I also need to be more aware of safety when I choose to go places. In a car, this is less of a consideration, however when using a car sharing service such as Car2Go, I need to ask myself — do I want to walk ½ mile in an area that is unfamiliar in order to get to the car? If the area feels unsafe, I will probably say no to this.
The most challenging aspect for me relates to belonging. My exploration of living without a car and having a limited range to be able to travel to (mostly in the downtown area due to car sharing and bus route range) I find I need to really look at the community that I live in and make sure that I am connecting with the larger community in a way that supports my sense of belonging.

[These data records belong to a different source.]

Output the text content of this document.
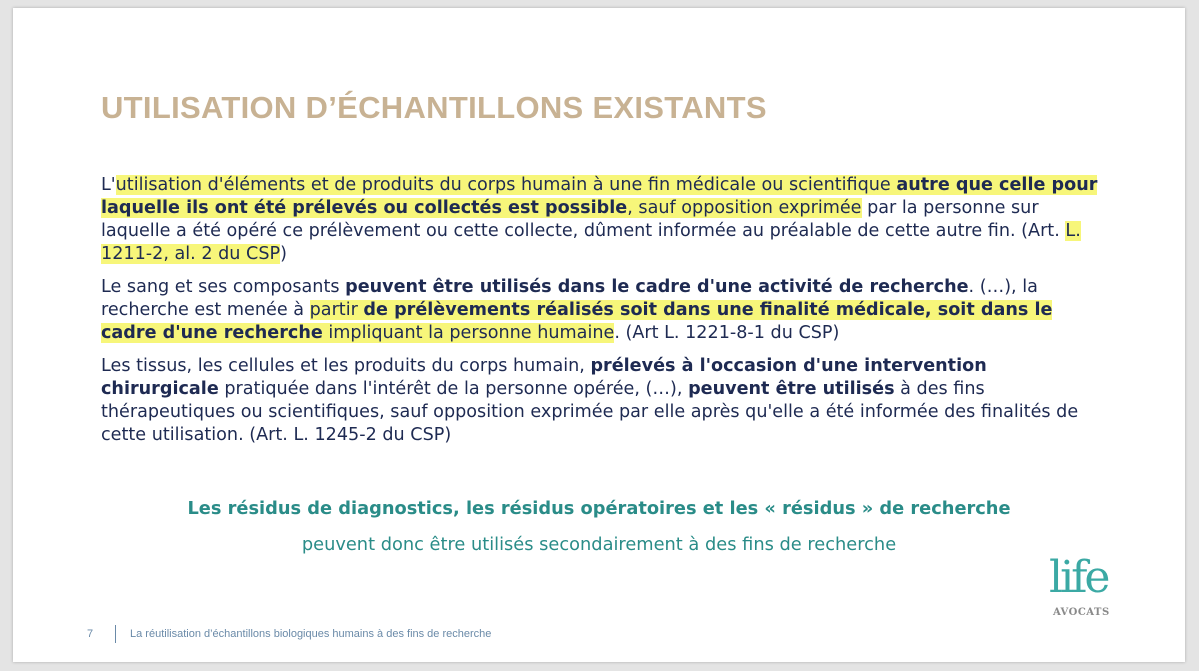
UTILISATION D’ÉCHANTILLONS EXISTANTS

L'utilisation d'éléments et de produits du corps humain à une fin médicale ou scientifique autre que celle pour laquelle ils ont été prélevés ou collectés est possible, sauf opposition exprimée par la personne sur laquelle a été opéré ce prélèvement ou cette collecte, dûment informée au préalable de cette autre fin. (Art. L. 1211-2, al. 2 du CSP)

Le sang et ses composants peuvent être utilisés dans le cadre d'une activité de recherche. (…), la recherche est menée à partir de prélèvements réalisés soit dans une finalité médicale, soit dans le cadre d'une recherche impliquant la personne humaine. (Art L. 1221-8-1 du CSP)

Les tissus, les cellules et les produits du corps humain, prélevés à l'occasion d'une intervention chirurgicale pratiquée dans l'intérêt de la personne opérée, (…), peuvent être utilisés à des fins thérapeutiques ou scientifiques, sauf opposition exprimée par elle après qu'elle a été informée des finalités de cette utilisation. (Art. L. 1245-2 du CSP)

Les résidus de diagnostics, les résidus opératoires et les « résidus » de recherche
peuvent donc être utilisés secondairement à des fins de recherche
life
AVOCATS
7	La réutilisation d’échantillons biologiques humains à des fins de recherche
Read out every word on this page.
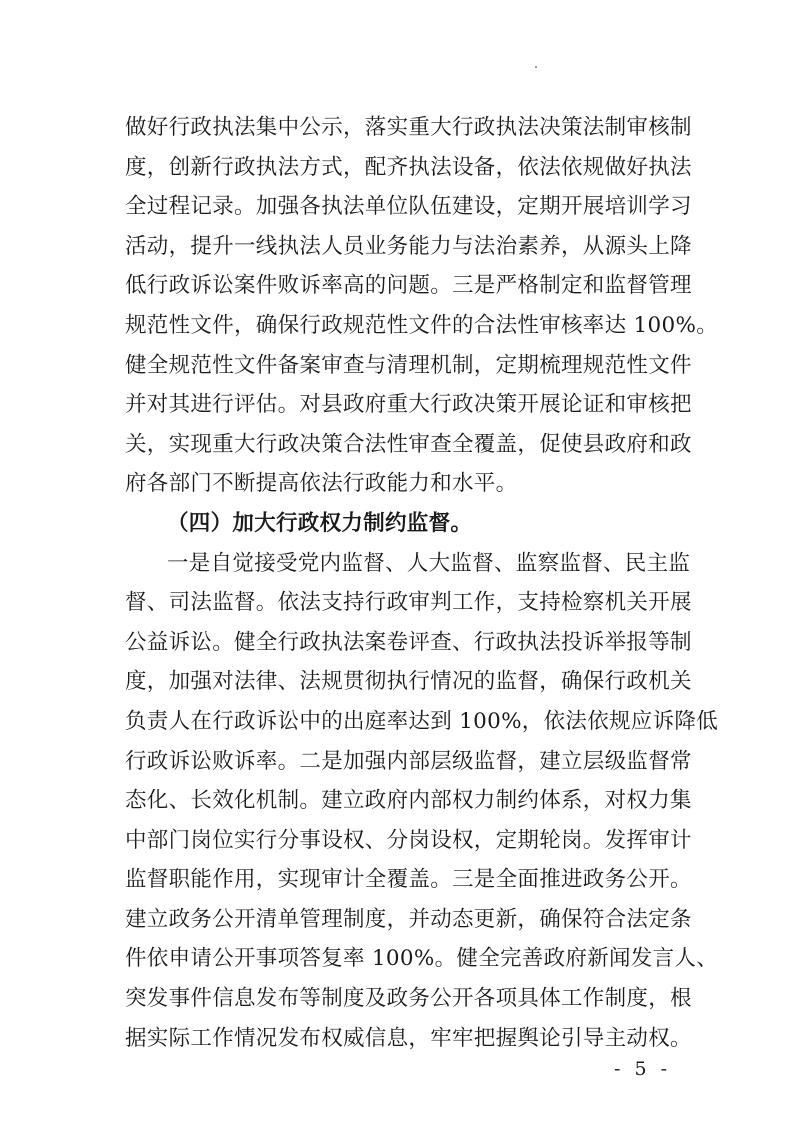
做好行政执法集中公示，落实重大行政执法决策法制审核制
度，创新行政执法方式，配齐执法设备，依法依规做好执法
全过程记录。加强各执法单位队伍建设，定期开展培训学习
活动，提升一线执法人员业务能力与法治素养，从源头上降
低行政诉讼案件败诉率高的问题。三是严格制定和监督管理
规范性文件，确保行政规范性文件的合法性审核率达 100%。
健全规范性文件备案审查与清理机制，定期梳理规范性文件
并对其进行评估。对县政府重大行政决策开展论证和审核把
关，实现重大行政决策合法性审查全覆盖，促使县政府和政
府各部门不断提高依法行政能力和水平。
（四）加大行政权力制约监督。
一是自觉接受党内监督、人大监督、监察监督、民主监
督、司法监督。依法支持行政审判工作，支持检察机关开展
公益诉讼。健全行政执法案卷评查、行政执法投诉举报等制
度，加强对法律、法规贯彻执行情况的监督，确保行政机关
负责人在行政诉讼中的出庭率达到 100%，依法依规应诉降低
行政诉讼败诉率。二是加强内部层级监督，建立层级监督常
态化、长效化机制。建立政府内部权力制约体系，对权力集
中部门岗位实行分事设权、分岗设权，定期轮岗。发挥审计
监督职能作用，实现审计全覆盖。三是全面推进政务公开。
建立政务公开清单管理制度，并动态更新，确保符合法定条
件依申请公开事项答复率 100%。健全完善政府新闻发言人、
突发事件信息发布等制度及政务公开各项具体工作制度，根
据实际工作情况发布权威信息，牢牢把握舆论引导主动权。
- 5 -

In urban cities where people commute to and from the suburbs, there is often a great distance between friends and there is a need to have a car just to have a chance to see the people you want to connect with. Additionally, people often have super busy lifestyles so that it takes planning to really connect in a meaningful way.
And so this issue of connecting with people briefly leaves larger social networks are less fully developed. That said, as I consider the biggest challenge of this experiment, I find that making sure to connect with friends in fulfilling ways is crucial.
I think perhaps in our hyper-connected virtual communities that there are times when the slower connections of showing up, eating together with friends over a home cooked meal and laughing slowly — having the time and space to connect with those around us — is an aspect of life to explore in my new life
For now, wish me luck in exploring a new way of being, and in preparing for a new way of life. I allow my ego to shed as I accept my growth in navigating the unknown and taking life at a slower pace. I believe these skills will pay off with big dividends as I step courageously, one step in front of the next, into the life of my dreams.